A contractor has asked for our advice on dumping clients.
The client added extra complexity when I was not looking and now it is way over budget. I would like to dump them. Would Professional Insurance cover it if they sued us?
During a quiet time, we accepted a job from a supposedly friendly client, to do some upgrades to his website, a website we built 3 years ago.
The Website is generated from a spreadsheet of products (CSV), with menu nesting down to 5 levels.
The original program was already very complex.
At a meeting the client requested a series of amendments which we time-quoted for.
I requested that the client supply a new sample spreadsheet, so that we could begin development.
While I was busy on a different project, the client slipped a new level of complexity into the proposal.
I started to do the implementation but for the first time in my career even though I’ve gone vastly over budget, I don’t think I can get it to work, and even if I can, in any case I can’t see an end to the project.
I want my business partner to cut our losses and send the cheque back.
But CAN WE DO THAT?
Could we be exposing ourselves to legal consequences?
Is this the kind of thing Professional Insurance would cover?
Dr. McLaughlin’s Contractor Surgery Reply
Did you agree the new level of complexity?
How did they just ‘slip it into the proposal’?
Surely you would have to agree it?
Did you? If you did it is your problem.
If you did not then you only have to implement what you agreed – without the ‘new level of complexity’.
For the future you would be best to have a better Change Control system in place. It’s easier than dumping clients.
I do hope you did document what you agreed with the client.
If you did, then you can just deliver what you agreed, otherwise you may be in more trouble.
I would say that the first step would be to appeal to their better nature by saying that there is more in there than you and they agreed.
Professional Indemnity Insurance
I doubt if you would be able to just walk away from it. Dumping clients isn’t so easy if you agreed to do the work.

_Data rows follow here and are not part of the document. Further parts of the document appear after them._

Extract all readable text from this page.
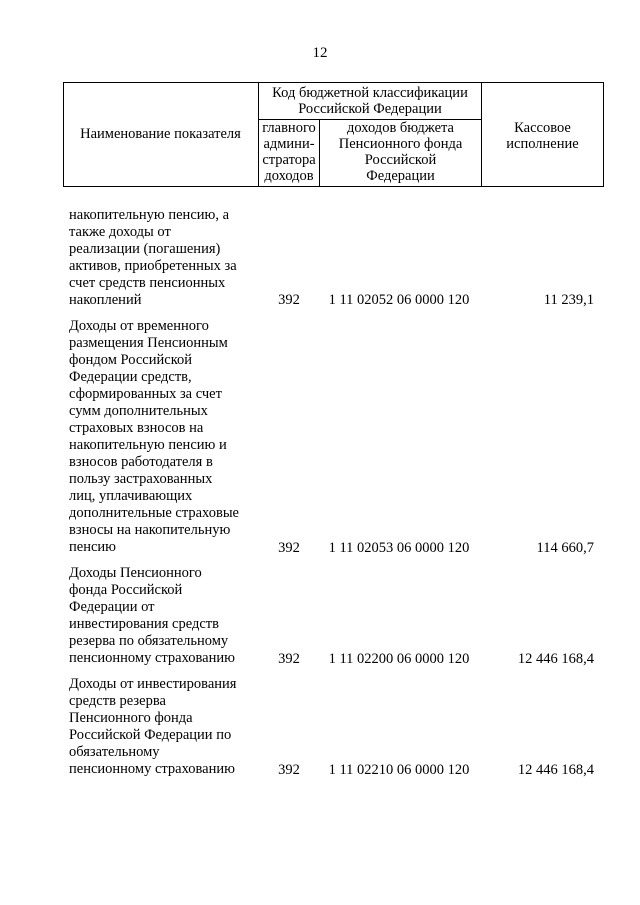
12
Наименование показателя
Код бюджетной классификации
Российской Федерации
главного
админи-
стратора
доходов
доходов бюджета
Пенсионного фонда
Российской
Федерации
Кассовое
исполнение
накопительную пенсию, а
также доходы от
реализации (погашения)
активов, приобретенных за
счет средств пенсионных
накоплений	392	1 11 02052 06 0000 120	11 239,1
Доходы от временного
размещения Пенсионным
фондом Российской
Федерации средств,
сформированных за счет
сумм дополнительных
страховых взносов на
накопительную пенсию и
взносов работодателя в
пользу застрахованных
лиц, уплачивающих
дополнительные страховые
взносы на накопительную
пенсию	392	1 11 02053 06 0000 120	114 660,7
Доходы Пенсионного
фонда Российской
Федерации от
инвестирования средств
резерва по обязательному
пенсионному страхованию	392	1 11 02200 06 0000 120	12 446 168,4
Доходы от инвестирования
средств резерва
Пенсионного фонда
Российской Федерации по
обязательному
пенсионному страхованию	392	1 11 02210 06 0000 120	12 446 168,4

After all this happens to companies all the time, big and small, and they just have to grin and bear it.
You could walk away, but you would be taking a big risk. They could, potentially sue you as you haven’t even delivered what you both agreed was agreed.
I doubt if any Professional Insurance would protect you from projects going over budget because of a poor Change Control system and projects taking longer than budgeted – otherwise they would be paying out every day of the week.